The Crux of Cold-Water Boating


It’s cold. Outside it’s raining, snowing, sleeting or a combination of all three. It’s the middle of winter and your buddies are trying to talk you into going paddling. You look to your cozy futon covered in dog hair. The tea pot is about to start screaming for you to stay in and nestle into a good book. What’s the game-changing factor in this equation? A drysuit for gods-sake! It’s been waiting all season for you to take it out of the closet and hammer it through some pounding waves, pouring rain, and some miserable brush filled portages.

These past winter months living in and out of books has left me yearning for whitewater more than ever, and with the Payette river less than an hour away, I can’t be too picky on my weather conditions. You can’t label me a fair-weather kayaker. Rain, sleet, or sunshine, when I schedule ‘freedom’ into my weekly schedule, I’ve got to go. I throw my NRS Crux drysuit on straight from the line in the drying room, load up the boats, grab the gear bag—packed and leaning against a boat in anticipation—and go.

Through years of early season North Fork laps and late season bird hunting trips on Middle Fork multi-days, I’ve put the Crux through the gear grinder.

My relationship with the Crux has fluctuated as my needs became more apparent and its need for design changes more imminent. From rubber booty catastrophes, fit, and function to name a few, I watched the NRS design team return to the drawing board. What emerged: a new cut, re-configured wrist and neck gaskets, new material, a new TIZip® zipper. The friendly faces and thoughtful gear design of the boys and girls at NRS brought my drysuit and me back up to speed.

I love the punch through design on the neck gasket as opposed to the old version, which used a hook-and-loop fasten to create a ‘first defense’ against would be wet invaders. I cringe just thinking about cold water shooting down the inside of my drysuit. The new punch through style and material conforms to your neck, isn’t abrasive and fits snugly enough to prevent the dreaded rogue wave from entering your happy warm place that you call the inside of your drysuit.

The hook-and-loop wrist closures have been replaced by the same punch-through neoprene as the neck. The relief-zipper is clutch. And if you’re that guy who prefers to paddle with female chargers, the ladies will appreciate the drop seat on the women’s Crux. The rubber booties of boating-days-past have been updated to Eclipse fabric socks. The TIZip zipper is easy to move, unlike past models that used metal teeth. In other words, you don’t—hypothetically—need to incorporate the buddy system for getting geared up. (But stick to the buddy system for all other reasons—scouting, setting safety, making bad decisions after too many post-paddle brews…)

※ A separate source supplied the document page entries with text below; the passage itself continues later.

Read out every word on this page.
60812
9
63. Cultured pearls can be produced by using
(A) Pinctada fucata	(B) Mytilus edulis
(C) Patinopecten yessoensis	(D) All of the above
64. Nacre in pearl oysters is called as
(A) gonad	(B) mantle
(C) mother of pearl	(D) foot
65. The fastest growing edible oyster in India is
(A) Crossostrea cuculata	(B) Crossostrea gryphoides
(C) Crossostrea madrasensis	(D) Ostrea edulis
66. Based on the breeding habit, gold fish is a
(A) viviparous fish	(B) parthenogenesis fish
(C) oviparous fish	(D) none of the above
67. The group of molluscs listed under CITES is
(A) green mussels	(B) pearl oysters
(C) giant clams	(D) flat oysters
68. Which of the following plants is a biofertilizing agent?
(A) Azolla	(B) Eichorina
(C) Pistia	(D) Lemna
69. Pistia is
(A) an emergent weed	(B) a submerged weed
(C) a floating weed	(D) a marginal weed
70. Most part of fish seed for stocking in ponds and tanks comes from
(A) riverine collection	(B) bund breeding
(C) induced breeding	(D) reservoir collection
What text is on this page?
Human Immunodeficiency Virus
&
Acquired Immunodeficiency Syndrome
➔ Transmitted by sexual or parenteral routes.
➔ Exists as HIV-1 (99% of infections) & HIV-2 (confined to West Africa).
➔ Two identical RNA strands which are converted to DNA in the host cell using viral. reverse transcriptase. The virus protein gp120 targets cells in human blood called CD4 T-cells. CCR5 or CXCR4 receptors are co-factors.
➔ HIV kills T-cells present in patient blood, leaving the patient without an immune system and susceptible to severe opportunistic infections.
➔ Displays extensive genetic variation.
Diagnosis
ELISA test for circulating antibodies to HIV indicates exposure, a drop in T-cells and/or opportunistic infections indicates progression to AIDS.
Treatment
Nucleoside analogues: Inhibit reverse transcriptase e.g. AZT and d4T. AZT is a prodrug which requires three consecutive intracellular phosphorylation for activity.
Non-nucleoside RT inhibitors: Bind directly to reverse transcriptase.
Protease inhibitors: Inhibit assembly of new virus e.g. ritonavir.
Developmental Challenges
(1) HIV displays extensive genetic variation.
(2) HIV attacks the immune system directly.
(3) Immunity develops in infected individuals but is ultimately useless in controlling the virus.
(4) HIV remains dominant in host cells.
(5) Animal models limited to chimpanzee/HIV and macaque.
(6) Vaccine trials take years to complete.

The cut is roomy in the legs and more athletic in the torso. I never feel constricted when tucking up for a combat-roll, or running down the beach to throw a front flip off of the riverbank. And, sometimes I huck myself from waterfalls to avoid arduous portages, reuniting with my boat and paddle below. (Don’t try that at home, kids.) Wearing the Crux doesn’t make you invincible, but it does keep you toasty warm while clinging to rocks and regretting your reckless decisions.

There you sit, contemplating what to do while your buddies tap their feet. What do you do? The answer is simple. Grab your drysuit. Load up the truck. Leave the couch for your old toothless dog—she’s earned a day off anyway—throw the tea in a thermos and get to the river!